Segundo a Pordata, os resultados são estes: nos últimos 10 anos arderam 1,6 milhões de hectares de floresta e mato; desde 1980 até hoje foram quase 4 milhões! Na década de 80 arderam 735,000 hectares, na de 90 foram pouco mais de 1 milhão, nos anos 2000, 1,5 milhões e, até 2013, mais meio milhão de hectares. Este ano já arderam 31.000… Ou seja, quanto mais tecnologia, acessos, suposto esclarecimento e métodos de combate existem mais mata arde. Traduzido para euros, o jornal i anunciava em 2013 “segundo dados do Instituto de Conservação da Natureza e Florestas (ICNF), as perdas ambientais e materiais resultantes dos incêndios na floresta atingiram 2,224 milhões de euros entre 2002 e 2012.” E este montante correspondia (apenas) à destruição de 1,5 milhões de hectares de floresta.
O que se poderia fazer em termos de inovação para pesquisa e prevenção, para descobrir formas inovadoras e prevenir e atacar incêndios florestais com, seja, 10% desse orçamento?
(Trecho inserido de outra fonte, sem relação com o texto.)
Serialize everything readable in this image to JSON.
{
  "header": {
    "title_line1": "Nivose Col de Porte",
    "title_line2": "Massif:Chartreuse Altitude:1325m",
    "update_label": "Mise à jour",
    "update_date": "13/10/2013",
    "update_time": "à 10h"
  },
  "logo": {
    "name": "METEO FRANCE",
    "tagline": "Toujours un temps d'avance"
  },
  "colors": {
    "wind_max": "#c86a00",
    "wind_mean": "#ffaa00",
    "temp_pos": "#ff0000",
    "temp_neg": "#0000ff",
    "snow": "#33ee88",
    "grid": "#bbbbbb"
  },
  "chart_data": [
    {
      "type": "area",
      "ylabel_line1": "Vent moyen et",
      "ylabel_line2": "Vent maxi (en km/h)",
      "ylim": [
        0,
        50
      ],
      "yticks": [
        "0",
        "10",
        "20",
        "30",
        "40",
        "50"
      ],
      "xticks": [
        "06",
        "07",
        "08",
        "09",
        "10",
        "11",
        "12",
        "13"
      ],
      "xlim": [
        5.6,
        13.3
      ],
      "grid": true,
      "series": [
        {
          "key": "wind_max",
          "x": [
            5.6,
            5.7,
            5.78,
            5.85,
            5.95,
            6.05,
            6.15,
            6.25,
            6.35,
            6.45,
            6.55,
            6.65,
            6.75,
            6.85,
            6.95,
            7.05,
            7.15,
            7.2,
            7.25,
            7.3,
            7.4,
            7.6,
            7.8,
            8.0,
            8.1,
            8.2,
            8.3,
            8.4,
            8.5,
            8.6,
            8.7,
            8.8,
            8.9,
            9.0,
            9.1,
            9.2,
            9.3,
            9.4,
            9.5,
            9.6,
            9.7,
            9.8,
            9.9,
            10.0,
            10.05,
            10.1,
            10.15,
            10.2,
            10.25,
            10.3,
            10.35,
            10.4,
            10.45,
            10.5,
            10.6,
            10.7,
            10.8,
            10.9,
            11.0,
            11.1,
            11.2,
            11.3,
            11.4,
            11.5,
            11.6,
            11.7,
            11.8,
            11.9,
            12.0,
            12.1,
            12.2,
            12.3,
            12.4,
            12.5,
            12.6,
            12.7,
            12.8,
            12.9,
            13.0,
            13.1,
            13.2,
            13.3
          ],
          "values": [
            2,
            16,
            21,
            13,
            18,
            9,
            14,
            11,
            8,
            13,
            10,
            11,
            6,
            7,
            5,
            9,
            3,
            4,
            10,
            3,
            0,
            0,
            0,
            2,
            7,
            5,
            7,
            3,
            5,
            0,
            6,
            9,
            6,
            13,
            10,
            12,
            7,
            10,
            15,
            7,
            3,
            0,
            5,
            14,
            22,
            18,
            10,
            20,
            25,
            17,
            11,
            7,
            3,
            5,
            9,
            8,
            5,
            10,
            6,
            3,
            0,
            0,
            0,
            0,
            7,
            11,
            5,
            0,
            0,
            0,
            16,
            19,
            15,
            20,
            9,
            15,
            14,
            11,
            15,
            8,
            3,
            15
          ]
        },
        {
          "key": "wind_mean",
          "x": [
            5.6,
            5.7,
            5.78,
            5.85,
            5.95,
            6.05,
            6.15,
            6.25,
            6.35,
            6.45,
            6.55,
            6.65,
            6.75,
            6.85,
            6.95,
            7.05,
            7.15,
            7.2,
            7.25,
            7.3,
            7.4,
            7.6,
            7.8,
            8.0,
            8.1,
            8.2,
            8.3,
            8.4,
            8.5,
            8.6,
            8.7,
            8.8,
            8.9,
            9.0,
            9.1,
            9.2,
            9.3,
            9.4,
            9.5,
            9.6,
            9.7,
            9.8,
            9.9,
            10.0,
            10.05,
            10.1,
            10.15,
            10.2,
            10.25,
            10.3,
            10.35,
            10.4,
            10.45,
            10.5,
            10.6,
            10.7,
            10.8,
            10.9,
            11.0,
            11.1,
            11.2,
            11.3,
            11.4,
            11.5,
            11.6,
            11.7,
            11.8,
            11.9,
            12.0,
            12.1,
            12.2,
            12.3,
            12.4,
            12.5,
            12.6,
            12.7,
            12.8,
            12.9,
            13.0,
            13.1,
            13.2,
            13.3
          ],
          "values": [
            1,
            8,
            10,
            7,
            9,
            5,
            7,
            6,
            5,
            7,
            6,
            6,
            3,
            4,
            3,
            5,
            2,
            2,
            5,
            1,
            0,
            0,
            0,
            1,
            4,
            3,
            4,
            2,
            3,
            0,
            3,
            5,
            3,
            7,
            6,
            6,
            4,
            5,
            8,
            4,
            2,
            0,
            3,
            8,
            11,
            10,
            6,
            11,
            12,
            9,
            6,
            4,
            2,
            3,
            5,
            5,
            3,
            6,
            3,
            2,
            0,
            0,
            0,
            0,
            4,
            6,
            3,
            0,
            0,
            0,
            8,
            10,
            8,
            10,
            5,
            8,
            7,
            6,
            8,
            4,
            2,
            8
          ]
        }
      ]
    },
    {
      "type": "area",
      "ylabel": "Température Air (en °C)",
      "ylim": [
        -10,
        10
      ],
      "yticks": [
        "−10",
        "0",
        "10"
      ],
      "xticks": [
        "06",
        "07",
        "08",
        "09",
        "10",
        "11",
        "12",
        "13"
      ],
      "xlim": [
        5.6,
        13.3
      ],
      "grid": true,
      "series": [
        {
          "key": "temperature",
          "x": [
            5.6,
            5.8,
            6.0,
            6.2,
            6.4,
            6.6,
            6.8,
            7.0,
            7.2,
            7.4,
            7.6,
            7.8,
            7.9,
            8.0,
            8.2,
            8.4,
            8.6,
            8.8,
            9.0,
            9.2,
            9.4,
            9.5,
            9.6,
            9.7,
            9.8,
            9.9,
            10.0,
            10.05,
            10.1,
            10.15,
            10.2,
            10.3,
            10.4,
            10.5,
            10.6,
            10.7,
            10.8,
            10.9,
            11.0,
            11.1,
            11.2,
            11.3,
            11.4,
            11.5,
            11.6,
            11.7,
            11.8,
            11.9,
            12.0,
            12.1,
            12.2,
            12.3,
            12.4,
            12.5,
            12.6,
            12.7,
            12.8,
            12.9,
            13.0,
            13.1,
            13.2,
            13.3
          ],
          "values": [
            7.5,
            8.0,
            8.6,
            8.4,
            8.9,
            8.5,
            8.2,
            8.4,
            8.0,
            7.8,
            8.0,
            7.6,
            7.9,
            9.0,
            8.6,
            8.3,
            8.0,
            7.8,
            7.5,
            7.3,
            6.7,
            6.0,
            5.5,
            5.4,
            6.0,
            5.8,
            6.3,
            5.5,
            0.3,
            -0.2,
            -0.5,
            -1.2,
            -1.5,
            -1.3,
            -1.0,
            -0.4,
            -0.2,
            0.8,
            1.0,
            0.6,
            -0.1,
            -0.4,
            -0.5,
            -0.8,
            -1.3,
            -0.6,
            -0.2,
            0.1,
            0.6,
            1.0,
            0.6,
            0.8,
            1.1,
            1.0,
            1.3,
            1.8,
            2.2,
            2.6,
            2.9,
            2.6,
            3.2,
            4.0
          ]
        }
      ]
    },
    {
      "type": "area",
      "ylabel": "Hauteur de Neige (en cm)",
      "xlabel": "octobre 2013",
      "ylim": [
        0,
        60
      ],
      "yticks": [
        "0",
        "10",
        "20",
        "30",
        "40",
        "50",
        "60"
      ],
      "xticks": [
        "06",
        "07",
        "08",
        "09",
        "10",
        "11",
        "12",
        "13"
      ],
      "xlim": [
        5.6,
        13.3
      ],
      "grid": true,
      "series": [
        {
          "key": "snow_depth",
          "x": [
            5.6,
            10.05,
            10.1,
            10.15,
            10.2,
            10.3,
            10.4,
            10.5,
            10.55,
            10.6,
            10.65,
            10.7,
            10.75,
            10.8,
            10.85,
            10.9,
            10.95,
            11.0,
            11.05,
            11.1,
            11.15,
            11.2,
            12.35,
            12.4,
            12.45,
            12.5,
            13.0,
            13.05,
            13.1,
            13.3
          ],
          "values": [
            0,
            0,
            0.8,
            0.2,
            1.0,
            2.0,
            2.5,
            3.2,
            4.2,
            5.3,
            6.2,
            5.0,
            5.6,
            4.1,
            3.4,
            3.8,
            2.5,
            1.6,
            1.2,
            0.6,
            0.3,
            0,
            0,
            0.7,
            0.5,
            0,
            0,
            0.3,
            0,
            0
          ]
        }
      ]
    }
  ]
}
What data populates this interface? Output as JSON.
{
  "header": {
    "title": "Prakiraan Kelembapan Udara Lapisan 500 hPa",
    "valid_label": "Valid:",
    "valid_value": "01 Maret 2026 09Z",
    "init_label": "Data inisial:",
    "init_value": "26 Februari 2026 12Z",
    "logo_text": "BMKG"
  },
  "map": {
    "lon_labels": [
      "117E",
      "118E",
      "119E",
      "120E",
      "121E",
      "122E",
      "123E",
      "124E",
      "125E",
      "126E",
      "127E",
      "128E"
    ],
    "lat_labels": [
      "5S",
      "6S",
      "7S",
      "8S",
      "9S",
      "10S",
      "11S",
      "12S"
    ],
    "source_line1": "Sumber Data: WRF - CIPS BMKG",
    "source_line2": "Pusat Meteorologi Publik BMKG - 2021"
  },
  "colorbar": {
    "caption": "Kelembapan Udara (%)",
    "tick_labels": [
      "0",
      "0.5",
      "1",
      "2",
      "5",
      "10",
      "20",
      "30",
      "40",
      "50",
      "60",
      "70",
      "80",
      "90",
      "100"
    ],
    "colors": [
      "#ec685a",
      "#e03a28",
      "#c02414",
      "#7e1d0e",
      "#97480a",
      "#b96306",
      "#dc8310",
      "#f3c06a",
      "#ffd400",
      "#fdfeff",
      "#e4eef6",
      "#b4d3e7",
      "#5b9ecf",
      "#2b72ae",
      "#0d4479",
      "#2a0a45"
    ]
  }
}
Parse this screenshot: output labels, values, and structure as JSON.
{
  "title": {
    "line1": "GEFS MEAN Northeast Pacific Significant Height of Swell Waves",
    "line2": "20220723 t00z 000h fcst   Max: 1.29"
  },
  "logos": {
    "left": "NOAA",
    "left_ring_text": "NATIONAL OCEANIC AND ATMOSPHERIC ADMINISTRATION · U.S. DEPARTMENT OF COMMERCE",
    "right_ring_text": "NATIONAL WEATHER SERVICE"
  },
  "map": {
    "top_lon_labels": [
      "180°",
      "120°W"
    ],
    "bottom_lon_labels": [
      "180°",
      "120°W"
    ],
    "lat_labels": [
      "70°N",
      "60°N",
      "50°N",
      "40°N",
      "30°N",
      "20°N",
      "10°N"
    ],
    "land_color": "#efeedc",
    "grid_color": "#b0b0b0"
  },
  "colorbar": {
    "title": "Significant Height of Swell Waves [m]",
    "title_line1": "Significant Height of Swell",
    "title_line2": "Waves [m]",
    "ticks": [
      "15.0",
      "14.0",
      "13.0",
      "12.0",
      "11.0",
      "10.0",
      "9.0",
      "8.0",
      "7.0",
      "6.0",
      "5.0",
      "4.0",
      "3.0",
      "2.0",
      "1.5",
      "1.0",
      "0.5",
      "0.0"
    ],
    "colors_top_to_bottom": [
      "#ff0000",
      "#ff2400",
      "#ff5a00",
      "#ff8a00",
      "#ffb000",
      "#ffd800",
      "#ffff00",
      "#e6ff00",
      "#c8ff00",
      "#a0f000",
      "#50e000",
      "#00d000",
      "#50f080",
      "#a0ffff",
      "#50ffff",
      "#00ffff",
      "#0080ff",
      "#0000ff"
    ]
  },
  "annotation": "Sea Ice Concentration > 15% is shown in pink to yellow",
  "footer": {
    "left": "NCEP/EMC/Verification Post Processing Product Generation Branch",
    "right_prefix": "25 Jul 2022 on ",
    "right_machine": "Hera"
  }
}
A verdade é que nestes últimos 30 anos, as políticas de todos os governos, sem excepção, para a protecção da floresta portuguesa são um rotundo falhanço. Perante tanta inépcia, tanto discurso vão, pela simples incapacidade de se criar uma task force multidisciplinar que analise a fundo o fenómeno e proponha soluções inovadoras, só custa mesmo a acreditar ainda existir haver floresta para queimar em Portugal.

MUSICA DA SEMANA

Asian Dub Foundation – “In Another Life”
(…) “Children with no eyes, push the …up the hills
Not blinded by the light, but by another’s will
Possession’s at the rage, breathe life into every day
The world has a different way, at the bottom of the food chain
And if you’re looking at your life from only way you are
You only see the ground, will you ever see the stars” (…)
Destaque
O erro é inalienável da inovação. Jogar todos pelo seguro contraria a evolução e sem evolução não há petisco.